22) WR Justin Jefferson, Minnesota Vikings: The trade of Stefon Diggs meant wide receiver went from strength to necessity in a hurry. Jefferson was late to come into his own, but he surely made up for it in 2019. Adam Thielen gets a sidekick who is going to catch a bunch of passes in this Gary Kubiak-run offense. The West Coast system will look to utilize Jefferson’s skills after the catch via crossing routes and intermediate designs. While the entire receiver position was pushed down the board a few spots from what most expected, Jefferson landed in an ideal situation for Year 1 fantasy contributions. He’s in position to become a strong WR3 or better for PPR lineups, and the sky is the limit when looking at his long-haul prospects.

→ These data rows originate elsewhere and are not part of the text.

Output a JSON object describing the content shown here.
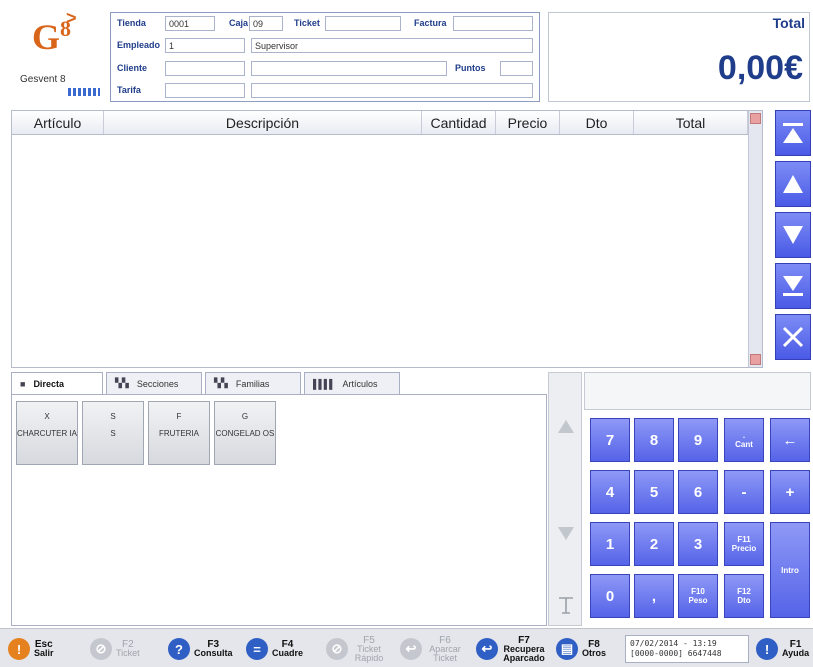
{
  "logo": {
    "brand": "G",
    "brand_sup": "8",
    "product": "Gesvent 8"
  },
  "info": {
    "tienda_label": "Tienda",
    "tienda_value": "0001",
    "caja_label": "Caja",
    "caja_value": "09",
    "ticket_label": "Ticket",
    "ticket_value": "",
    "factura_label": "Factura",
    "factura_value": "",
    "empleado_label": "Empleado",
    "empleado_id": "1",
    "empleado_name": "Supervisor",
    "cliente_label": "Cliente",
    "cliente_id": "",
    "cliente_name": "",
    "puntos_label": "Puntos",
    "puntos_value": "",
    "tarifa_label": "Tarifa",
    "tarifa_id": "",
    "tarifa_name": ""
  },
  "total": {
    "label": "Total",
    "value": "0,00€"
  },
  "grid": {
    "columns": [
      "Artículo",
      "Descripción",
      "Cantidad",
      "Precio",
      "Dto",
      "Total"
    ],
    "rows": []
  },
  "nav": [
    {
      "name": "scroll-first-button",
      "icon": "first-icon"
    },
    {
      "name": "scroll-up-button",
      "icon": "up-icon"
    },
    {
      "name": "scroll-down-button",
      "icon": "down-icon"
    },
    {
      "name": "scroll-last-button",
      "icon": "last-icon"
    },
    {
      "name": "delete-line-button",
      "icon": "close-icon"
    }
  ],
  "tabs": [
    {
      "label": "Directa",
      "icon": "folder-icon",
      "active": true
    },
    {
      "label": "Secciones",
      "icon": "sections-icon",
      "active": false
    },
    {
      "label": "Familias",
      "icon": "families-icon",
      "active": false
    },
    {
      "label": "Artículos",
      "icon": "barcode-icon",
      "active": false
    }
  ],
  "categories": [
    {
      "code": "X",
      "name": "CHARCUTER IA"
    },
    {
      "code": "S",
      "name": "S"
    },
    {
      "code": "F",
      "name": "FRUTERIA"
    },
    {
      "code": "G",
      "name": "CONGELAD OS"
    }
  ],
  "keypad": {
    "k7": "7",
    "k8": "8",
    "k9": "9",
    "cant_top": ".",
    "cant": "Cant",
    "back": "←",
    "k4": "4",
    "k5": "5",
    "k6": "6",
    "minus": "-",
    "plus": "+",
    "k1": "1",
    "k2": "2",
    "k3": "3",
    "f11": "F11",
    "f11_sub": "Precio",
    "intro": "Intro",
    "k0": "0",
    "comma": ",",
    "f10": "F10",
    "f10_sub": "Peso",
    "f12": "F12",
    "f12_sub": "Dto"
  },
  "fkeys": {
    "esc_k": "Esc",
    "esc_t": "Salir",
    "f2_k": "F2",
    "f2_t": "Ticket",
    "f3_k": "F3",
    "f3_t": "Consulta",
    "f4_k": "F4",
    "f4_t": "Cuadre",
    "f5_k": "F5",
    "f5_t": "Ticket Rápido",
    "f6_k": "F6",
    "f6_t": "Aparcar Ticket",
    "f7_k": "F7",
    "f7_t": "Recupera Aparcado",
    "f8_k": "F8",
    "f8_t": "Otros",
    "f1_k": "F1",
    "f1_t": "Ayuda"
  },
  "status": {
    "datetime": "07/02/2014 - 13:19",
    "code": "[0000-0000]  6647448"
  },
  "colors": {
    "brand": "#d9651b",
    "accent": "#1f3d8a",
    "key": "#5563e8"
  }
}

25) WR Brandon Aiyuk, San Francisco 49ers: Entering the draft with Deebo Samuel and Kendrick Bourne as the top two wideouts, the position was an absolute priority for the Niners. Aiyuk brings a weapon after the catch and the ability to take the ball down the field from Jimmy Garoppolo. The intermediate and tough yards figure to go Samuel’s way, but it’s the rookie whose ability following the grab will make him an early-season asset in this offense. The opportunities will be there, and that’s about as much as a gamer can ask of a rookie wide receiver. Aiyuk offers fantasy roster depth with the hope for becoming a matchup play in 2020.
26) QB Jordan Love, Green Bay Packers: Green Bay appears to have found Aaron Rodgers’ replacement, and while it may work out — Love is a worthy QB1 gamble in full-retention keeper leagues — there’s nothing here to see in 2020 fantasy football. There is no guarantee we’ll see Love for a few seasons yet. This one feels like a wasted opportunity to put talent on the field that could help both Rodgers and fantasy football owners right now.
32) RB Clyde Edwards-Helaire, Kansas City Chiefs: The round opens and closes with an LSU Tiger. The bowling ball of a running back will provide a fine one-two punch with Damien Williams. It’s entirely realistic the rookie finds himself in a more prominent role if Williams cannot stay healthy again. Regardless, Edwards-Helaire is likely to see meaningful work from Week 1 on and could prove to be a touchdown machine when given the chance. Draft him as a No. 3 back with regular flex playability in mind.